« Voilà, je viens de finir mon logo, vous en pensez quoi les amis ? »
Cette petite phrase que vous venez de poster sur LinkedIn et qui accompagne votre nouveau logo, que vous venez de faire vous-même avec les moyens du bord…
STOOOOOOP !!!!!
Lâchez votre crayon ou votre souris, fermez immédiatement PowerPoint ou Canva, car il y a de fortes chances que vous soyez sur le point de faire une très très GROSSE bêtise 😱
Cela fait maintenant de nombreuses années que je donne un visage à l’image de Marque de clients très variés. J’ai créé des tas de logos, mais aussi une multitude de plaquettes, dépliants, flyers, brochures, cartes de visite, goodies ; j’ai conçu des dizaines de catalogues, d’annonces-presse, de sites internet… J’ai même créé des illustrations sous forme de petits carrés pour le Minitel, juste avant l’apparition du web.
Plus de vingt ans d’expérience, pendant lesquels j’ai pu comprendre les véritables tenants et aboutissants de ce métier !
Un graphiste n’est pas là uniquement pour mettre de la couleur partout et laisser exprimer sa créativité débordante. Non, c’est un ingénieur, un professionnel expérimenté, qui est là pour appliquer des techniques picturales et visuelles, maîtriser l’espace et les règles du graphisme, pour créer un message minutieusement adapté aux besoins de son client.
Avant de vous laisser continuer et poursuivre sur votre lancée, je vous propose une vue d’ensemble du processus de création d’un logo. Loin de moi l’idée de vous obliger à me contacter sur le champ, mon but est surtout, et avant tout, de vous donner un kit de démarrage suffisamment exhaustif, qui vous permettra, je l’espère, d’éviter ce genre de truc…
Exemple d’un logo raté pour l’université Fédérale de Santa Catarina au Brésil.
L’importance du logo
Le logo est souvent la première chose que vos clients verront de vous. C’est l’empreinte qui habillera vos supports de communication, votre vitrine, votre produit – L’image qui accompagnera vos textes et vos paroles et l’élément différenciateur qui dira à votre clientèle « voici qui je suis, voici mes valeurs », le tout en un laps de temps incroyablement court, donc mieux vaut ne pas se louper !
Pour toutes ces raisons, la démarche de création de logo ne s’improvise pas.
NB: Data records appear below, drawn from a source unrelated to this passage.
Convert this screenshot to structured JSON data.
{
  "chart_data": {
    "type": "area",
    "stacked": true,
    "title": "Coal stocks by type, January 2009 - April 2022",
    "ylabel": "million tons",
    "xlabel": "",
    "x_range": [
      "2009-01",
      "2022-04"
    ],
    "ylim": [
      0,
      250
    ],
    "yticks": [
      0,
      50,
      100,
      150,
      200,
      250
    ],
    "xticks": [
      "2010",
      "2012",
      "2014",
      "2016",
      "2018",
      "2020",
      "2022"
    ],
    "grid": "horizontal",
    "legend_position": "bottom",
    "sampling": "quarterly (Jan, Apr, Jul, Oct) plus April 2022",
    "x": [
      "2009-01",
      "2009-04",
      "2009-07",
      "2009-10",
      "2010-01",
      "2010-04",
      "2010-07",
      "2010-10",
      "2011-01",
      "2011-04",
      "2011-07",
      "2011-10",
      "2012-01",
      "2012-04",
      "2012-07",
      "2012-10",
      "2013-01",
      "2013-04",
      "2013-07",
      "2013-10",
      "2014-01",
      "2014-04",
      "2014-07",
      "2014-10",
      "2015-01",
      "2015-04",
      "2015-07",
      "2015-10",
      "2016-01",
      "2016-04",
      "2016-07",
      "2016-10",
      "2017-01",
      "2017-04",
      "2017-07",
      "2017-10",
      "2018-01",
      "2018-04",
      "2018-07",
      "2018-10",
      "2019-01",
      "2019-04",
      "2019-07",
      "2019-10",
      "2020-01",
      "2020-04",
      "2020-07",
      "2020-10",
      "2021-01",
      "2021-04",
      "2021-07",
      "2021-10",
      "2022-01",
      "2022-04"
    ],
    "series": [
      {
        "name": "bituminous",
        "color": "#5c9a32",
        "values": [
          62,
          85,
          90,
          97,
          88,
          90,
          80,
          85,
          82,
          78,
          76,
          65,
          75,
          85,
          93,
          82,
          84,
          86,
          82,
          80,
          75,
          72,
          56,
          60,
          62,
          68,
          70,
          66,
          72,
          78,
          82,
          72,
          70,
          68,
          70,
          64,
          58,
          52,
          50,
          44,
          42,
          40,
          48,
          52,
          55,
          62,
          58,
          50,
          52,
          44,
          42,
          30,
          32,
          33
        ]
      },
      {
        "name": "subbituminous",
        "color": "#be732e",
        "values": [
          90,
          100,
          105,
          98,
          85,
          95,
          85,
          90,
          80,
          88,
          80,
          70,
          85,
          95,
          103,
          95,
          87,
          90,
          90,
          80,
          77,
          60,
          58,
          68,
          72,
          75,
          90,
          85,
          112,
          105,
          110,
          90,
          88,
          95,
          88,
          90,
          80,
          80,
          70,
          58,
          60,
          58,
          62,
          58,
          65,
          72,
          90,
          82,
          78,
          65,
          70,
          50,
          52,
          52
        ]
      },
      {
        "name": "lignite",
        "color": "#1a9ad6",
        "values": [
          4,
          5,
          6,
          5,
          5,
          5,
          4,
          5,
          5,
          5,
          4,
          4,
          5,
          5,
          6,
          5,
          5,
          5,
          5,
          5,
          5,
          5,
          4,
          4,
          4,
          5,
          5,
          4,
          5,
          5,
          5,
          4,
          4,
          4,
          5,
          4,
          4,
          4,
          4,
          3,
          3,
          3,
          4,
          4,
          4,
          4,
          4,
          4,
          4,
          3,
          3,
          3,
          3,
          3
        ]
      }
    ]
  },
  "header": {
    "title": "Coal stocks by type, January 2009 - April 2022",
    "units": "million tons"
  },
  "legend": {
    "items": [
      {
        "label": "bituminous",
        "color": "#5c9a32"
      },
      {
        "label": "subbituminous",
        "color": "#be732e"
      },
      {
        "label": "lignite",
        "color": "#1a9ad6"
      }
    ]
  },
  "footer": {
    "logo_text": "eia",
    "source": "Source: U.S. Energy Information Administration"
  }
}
Imaginez-la comme une gestation, comme le résultat d’une réflexion profonde sur vous et ce que vous voulez faire, qui commence bien en amont des premiers croquis. Ne négligez pas cette préparation, qui fera office de terreau fertile pour toutes vos autres actions de communication. Il est plus simple de s’exprimer quand on sait qui on est vraiment. Il est encore plus génial de pouvoir s’appuyer sur des outils de communication qui véhiculent tout cela.
Exprimer les bonnes valeurs
Un logo doit refléter deux aspects essentiels : il doit transpirer la personnalité de l’entreprise, du projet, et parler au type de clients que vous ciblez. Sans avoir mis à plat ces deux objectifs, peu de chance d’arriver à un résultat concluant. Posez-vous deux questions essentielles :
Quel est le message que je souhaite faire passer ?
Ce message peut se traduire par des valeurs, des qualités, des compétences…Quelle est l’audience que je souhaite toucher ?
Qui sont vos clients, vos lecteurs, vos contributeurs ? De quels milieux viennent-ils ? Quel est leur niveau culturel ? À quoi sont-ils sensibles ?
Travaillez sur vos valeurs. Définissez votre positionnement. Listez vos qualités. Faites ressortir les éléments qui vous différencient de vos concurrents (et, au passage, allez jeter un œil sur ce qu’ils font). Détectez où se trouvent vos clients : sur un réseau social particulier ? Sur les forums spécialisés ? Ailleurs que sur Internet ? Chaque paramètre va conditionner la manière dont vous allez prendre la parole visuellement. Votre logo ne sera pas le même si vous vous adressez à des professionnels ou à des particuliers, si vous mettez en avant votre sérieux ou votre singularité. Définissez leurs portraits types. Pour cela, il existe des exercices efficaces :
• Réalisez le portrait chinois de votre entreprise ou projet,
• Créez des personas de vos clients,
• Lancez-vous dans la rédaction d’un brief créatif,
• Essayez de définir votre culture d’entreprise.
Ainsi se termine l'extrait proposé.